これによれば、動作モードの頻繁な切り替わりを防止し、安定した制御が可能となる。
[項目2]
前記制御部(21)は、前記第1直流電源(SB1)の電圧と前記第2直流電源(Bdc)の電圧との差が閾値以下になると、前記第2直流電源(Bdc)の電圧の電圧指令値を、前記第1直流電源(SB1)の電圧と前記第2直流電源(Bdc)の電圧との差が設定値より大きくなるように補正する、項目1に記載のDC/DCコンバータ(20)。
これによれば、第1直流電源(SB1)の電圧と第2直流電源(Bdc)の電圧が均衡状態になることを回避することができる。
[項目3]
前記制御部(21)は、
前記第1直流電源(SB1)から前記第2直流電源(Bdc)に電力を供給する場合において、前記第1直流電源(SB1)の電圧と前記第2直流電源(Bdc)の電圧との差が前記閾値以下になると、前記第2直流電源(Bdc)の電圧の電圧指令値に所定値を加算する、項目2に記載のDC/DCコンバータ(20)。
これによれば、第1直流電源(SB1)の電圧と第2直流電源(Bdc)の電圧が再接近する確率が低い方向に、第2直流電源(Bdc)の電圧を変化させることができる。
[項目4]
前記制御部(21)は、
前記第2直流電源(Bdc)から前記第1直流電源(SB1)に電力を供給する場合において、前記第1直流電源(SB1)の電圧と前記第2直流電源(Bdc)の電圧との差が前記閾値以下になると、前記第2直流電源(Bdc)の電圧の電圧指令値から所定値を減算する、項目2または3に記載のDC/DCコンバータ(20)。
これによれば、第1直流電源(SB1)の電圧と第2直流電源(Bdc)の電圧が再接近する確率が低い方向に、第2直流電源(Bdc)の電圧を変化させることができる。
[項目5]
前記制御部(21)は、
前記第1直流電源(SB1)から前記第2直流電源(Bdc)に電力を供給する場合において、
前記第1直流電源(SB1)の電圧が前記第2直流電源(Bdc)の電圧より低い状態では、前記第1スイッチング素子(Q1)を常時オン状態、前記第2スイッチング素子(Q2)を常時オフ状態に制御し、前記第3スイッチング素子(Q3)と前記第4スイッチング素子(Q4)をPWM(Pulse Width Modulation)制御して、前記第1直流電源(SB1)の電圧を昇圧し、
前記第1直流電源(SB1)の電圧が前記第2直流電源(Bdc)の電圧より高い状態では、前記第3スイッチング素子(Q3)を常時オン状態、前記第4スイッチング素子(Q4)を常時オフ状態に制御し、前記第1スイッチング素子(Q1)と前記第2スイッチング素子(Q2)をPWM制御して、前記第1直流電源(SB1)の電圧を降圧する、項目1から4のいずれか1項に記載のDC/DCコンバータ(20)。

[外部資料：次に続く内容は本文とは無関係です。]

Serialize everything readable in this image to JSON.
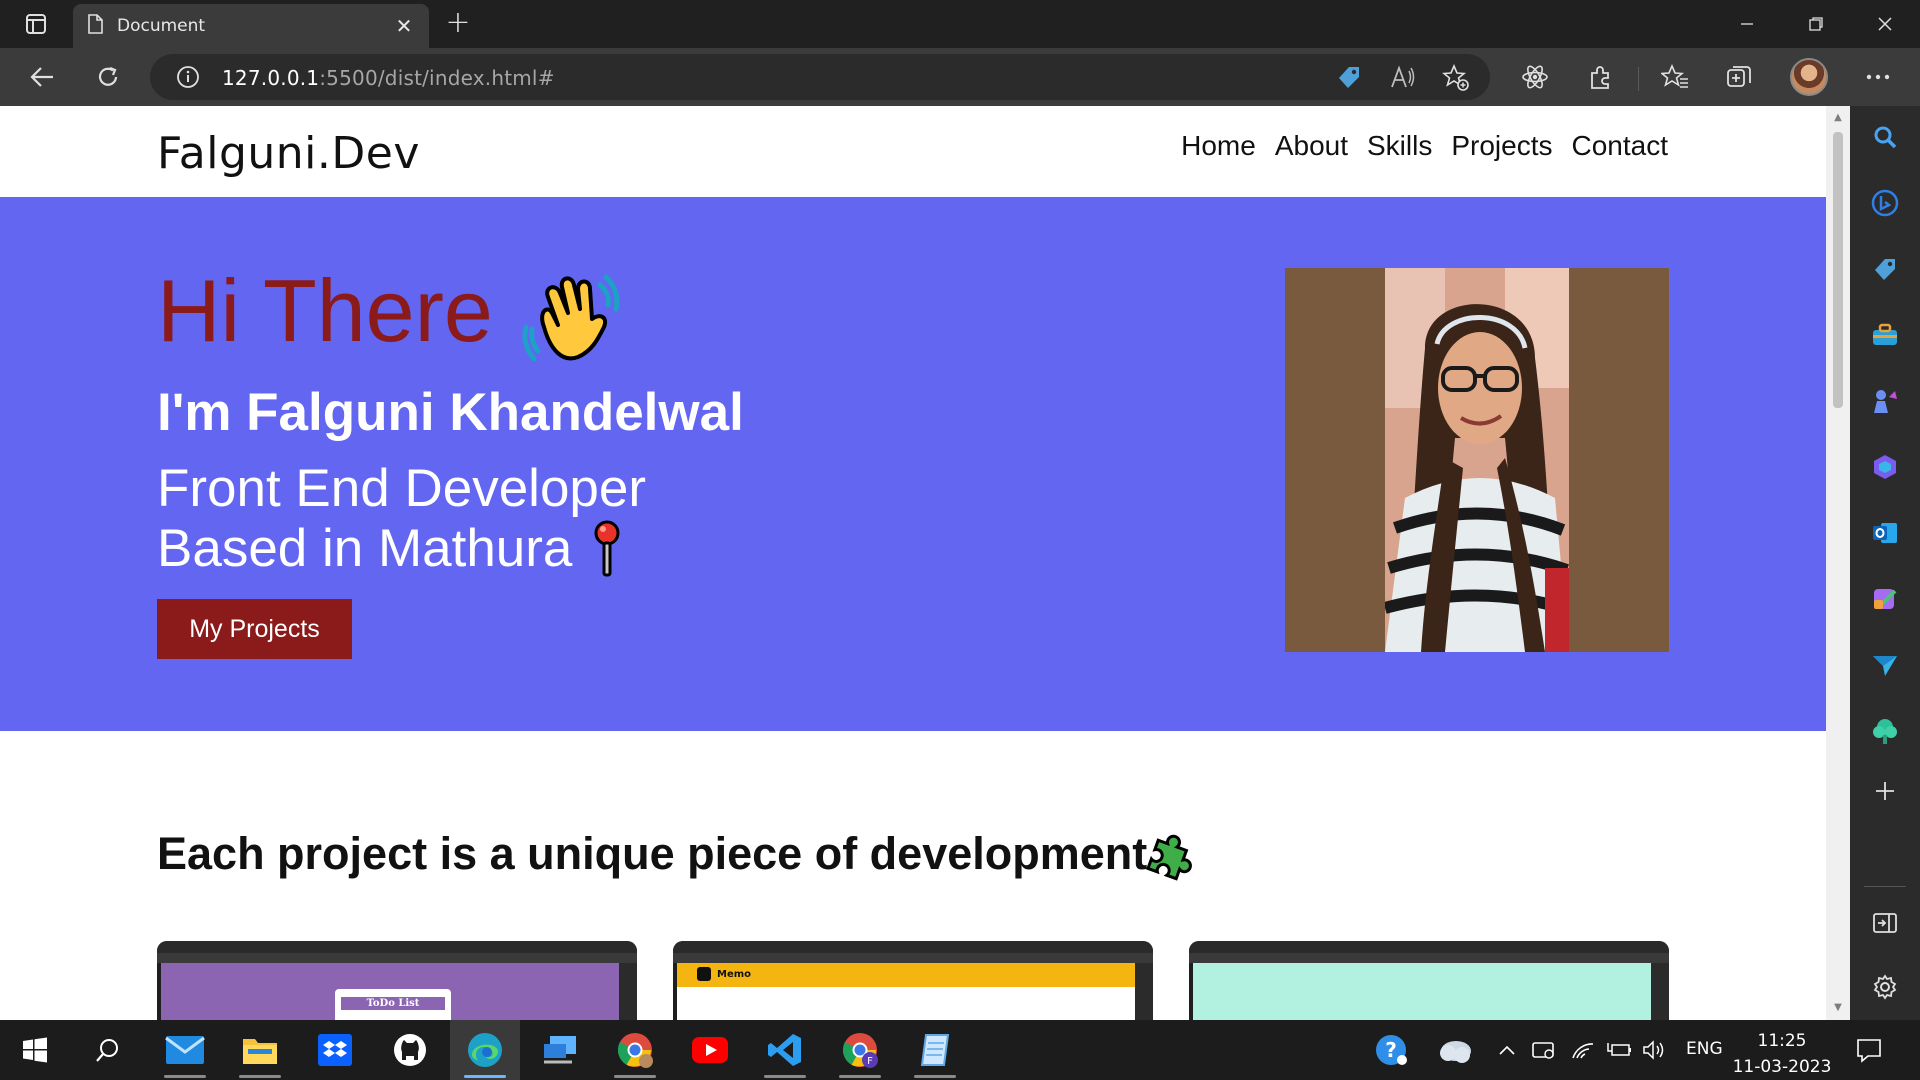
{
  "browser": {
    "tab_title": "Document",
    "url_host": "127.0.0.1",
    "url_rest": ":5500/dist/index.html#"
  },
  "site": {
    "logo": "Falguni.Dev",
    "nav": [
      "Home",
      "About",
      "Skills",
      "Projects",
      "Contact"
    ],
    "hero": {
      "greeting": "Hi There",
      "name": "I'm Falguni Khandelwal",
      "role_line1": "Front End Developer",
      "role_line2": "Based in Mathura",
      "cta": "My Projects"
    },
    "projects_title": "Each project is a unique piece of development",
    "cards": [
      {
        "label": "ToDo List"
      },
      {
        "label": "Memo"
      },
      {
        "label": ""
      }
    ]
  },
  "taskbar": {
    "language": "ENG",
    "time": "11:25",
    "date": "11-03-2023"
  },
  "colors": {
    "hero_bg": "#6366f1",
    "accent": "#8b1a1a"
  }
}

これによれば、2つのスイッチング素子のPWM制御で、第1直流電源(SB1)から第2直流電源(Bdc)に電力を供給することができ、スイッチング損失と発熱を抑えることができる。
[項目6]
前記制御部(21)は、
前記第1直流電源(SB1)に前記第2直流電源(Bdc)から電力を供給する場合において、
前記第1直流電源(SB1)の電圧が前記第2直流電源(Bdc)の電圧より低い状態では、前記第1スイッチング素子(Q1)を常時オン状態、前記第2スイッチング素子(Q2)を常時オフ状態に制御し、前記第3スイッチング素子(Q3)と前記第4スイッチング素子(Q4)をPWM制御して前記第2直流電源(Bdc)の電圧を降圧し、
前記第1直流電源(SB1)の電圧が前記第2直流電源(Bdc)の電圧より高い状態では、前記第3スイッチング素子(Q3)を常時オン状態、前記第4スイッチング素子(Q4)を常時オフ状態に制御し、前記第1スイッチング素子(Q1)と前記第2スイッチング素子(Q2)をPWM制御して、前記第2直流電源(Bdc)の電圧を昇圧する、項目1から5のいずれか1項に記載のDC/DCコンバータ(20)。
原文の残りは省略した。